In base alle registrazioni di Artprice il fatturato degli artisti al di sotto dei quarant’anni ha raggiunto nel 2021 i 450 milioni di dollari, il 150% in più rispetto al 2014 quando era pari a 181 milioni. Su questo fenomeno ha inciso il cosiddetto flipping, ovvero le operazioni finanziarie e speculative organizzate da un gruppo d’investitori-raider che nel più breve tempo possibile monetizzano gli acquisti fatti in galleria o nello studio dell’artista con spettacolari vendite all’asta ottenute sfruttando l’euforia momentanea della domanda.
Tra i tanti «titoli» che hanno acquistato valore nello spazio d’un mattino senza particolari meriti rientra un’altra inglese, la ventinovenne Jadé Fadojutimi, la più giovane artista a fare il suo ingresso nella collezione della Tate Gallery, che sviluppa un remix dell’astrazione ibridando Henri Matisse con Joan Mitchell spalmandolo con una certa dose di giapponismo.
La ricetta a quanto pare funziona e se nel 2020, in occasione delle sue prime apparizioni in asta, i prezzi si aggiravano intorno ai 30mila euro, attualmente si supera il milione. E il primo marzo da Christie’s a Londra una grande tela di quasi due metri, facilmente ascrivibile alla categoria della Bad painting, è balzata sino a 942mila sterline, il doppio delle pur generose stime.
In area Black Lives Matter, tra le più gettonate insieme a quella delle quote rosa e del #metoo, spicca il ghanese Amoako Boafo che collabora con Dior ed è entrato nella collezione del Guggenheim ottenendo il successo attraverso una serie di ritratti di figure di colore realizzate con le mani ispirandosi a Egon Schiele. Praticamente sconosciuto sino al 2018, sembra che per calmierare il mercato abbia dovuto intervenire lui stesso in asta con un gruppo d’investitori evitando eccessivi rialzi.

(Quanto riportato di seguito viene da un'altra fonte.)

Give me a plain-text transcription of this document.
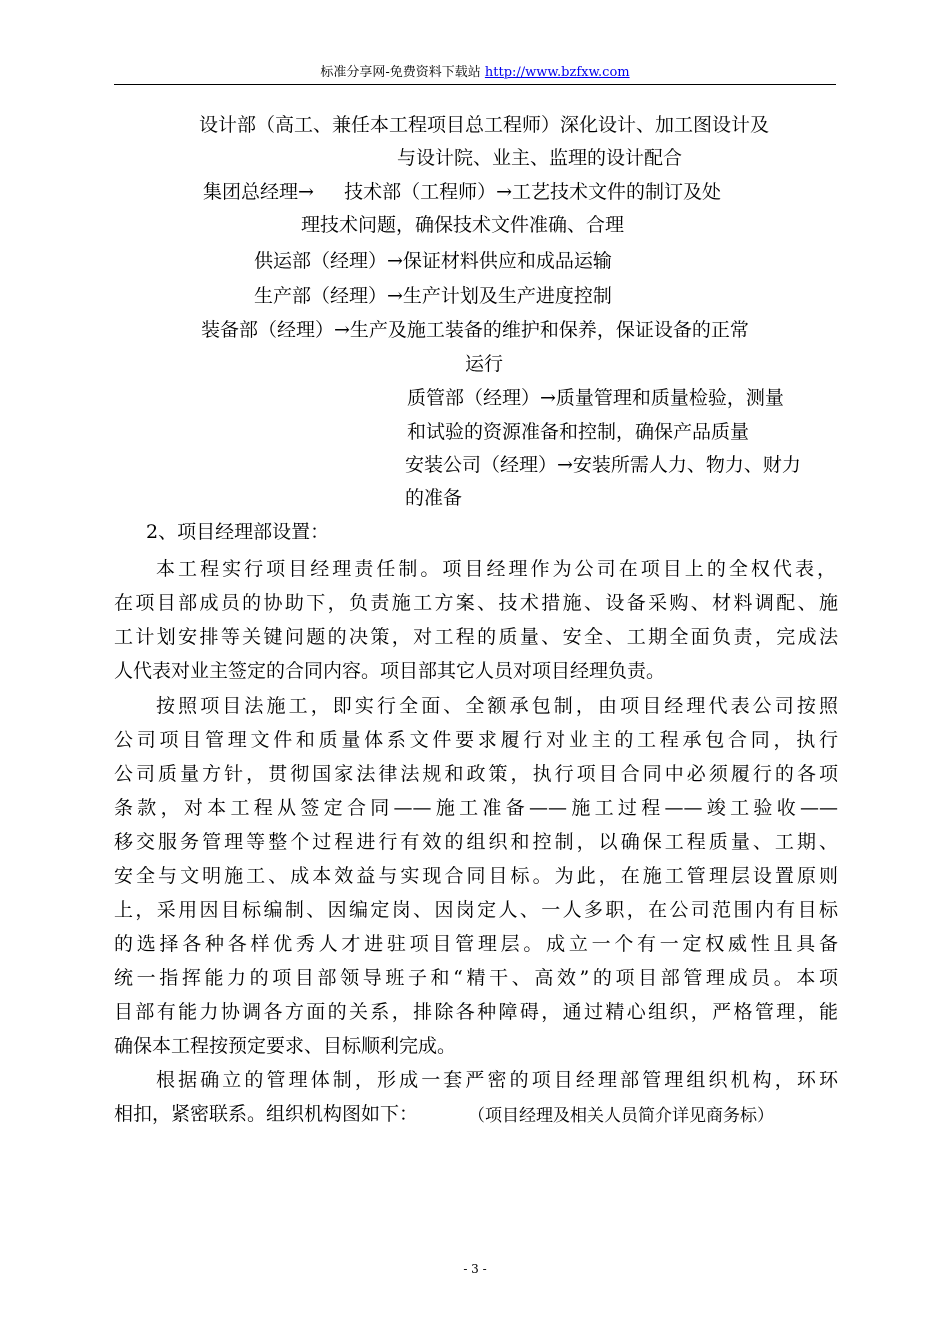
标准分享网-免费资料下载站 http://www.bzfxw.com
设计部（高工、兼任本工程项目总工程师）深化设计、加工图设计及
与设计院、业主、监理的设计配合
集团总经理→     技术部（工程师）→工艺技术文件的制订及处
理技术问题，确保技术文件准确、合理
供运部（经理）→保证材料供应和成品运输
生产部（经理）→生产计划及生产进度控制
装备部（经理）→生产及施工装备的维护和保养，保证设备的正常
运行
质管部（经理）→质量管理和质量检验，测量
和试验的资源准备和控制，确保产品质量
安装公司（经理）→安装所需人力、物力、财力
的准备
2、项目经理部设置：
本工程实行项目经理责任制。项目经理作为公司在项目上的全权代表，
在项目部成员的协助下，负责施工方案、技术措施、设备采购、材料调配、施
工计划安排等关键问题的决策，对工程的质量、安全、工期全面负责，完成法
人代表对业主签定的合同内容。项目部其它人员对项目经理负责。
按照项目法施工，即实行全面、全额承包制，由项目经理代表公司按照
公司项目管理文件和质量体系文件要求履行对业主的工程承包合同，执行
公司质量方针，贯彻国家法律法规和政策，执行项目合同中必须履行的各项
条款，对本工程从签定合同——施工准备——施工过程——竣工验收——
移交服务管理等整个过程进行有效的组织和控制，以确保工程质量、工期、
安全与文明施工、成本效益与实现合同目标。为此，在施工管理层设置原则
上，采用因目标编制、因编定岗、因岗定人、一人多职，在公司范围内有目标
的选择各种各样优秀人才进驻项目管理层。成立一个有一定权威性且具备
统一指挥能力的项目部领导班子和“精干、高效”的项目部管理成员。本项
目部有能力协调各方面的关系，排除各种障碍，通过精心组织，严格管理，能
确保本工程按预定要求、目标顺利完成。
根据确立的管理体制，形成一套严密的项目经理部管理组织机构，环环
相扣，紧密联系。组织机构图如下：	（项目经理及相关人员简介详见商务标）
- 3 -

Ma la girandola della speculazione non si ferma e già iniziano le prime scosse telluriche. Basti pensare che il primo dicembre 2021 Boafo ha raggiunto da Christie’s a Hong Kong l’apice con «Hands Up», un dipinto di grandi dimensioni sul tema dell’omosessualità venduto per oltre 3 milioni di euro. Appena tre mesi dopo, il primo marzo da Christie’s a Londra, «Yellow Blanket», un altro ritratto maschile di grandi dimensioni, ha fatto fermare il martello del banditore a 1,2 milioni di sterline, poco meno di 1,5 milioni di euro. Un gran polverone che non accenna a placarsi con i criptomilionari che scalpitano sapendo bene che è sufficiente posticipare una vendita di qualche mese per mettere a rischio l’intero bottino.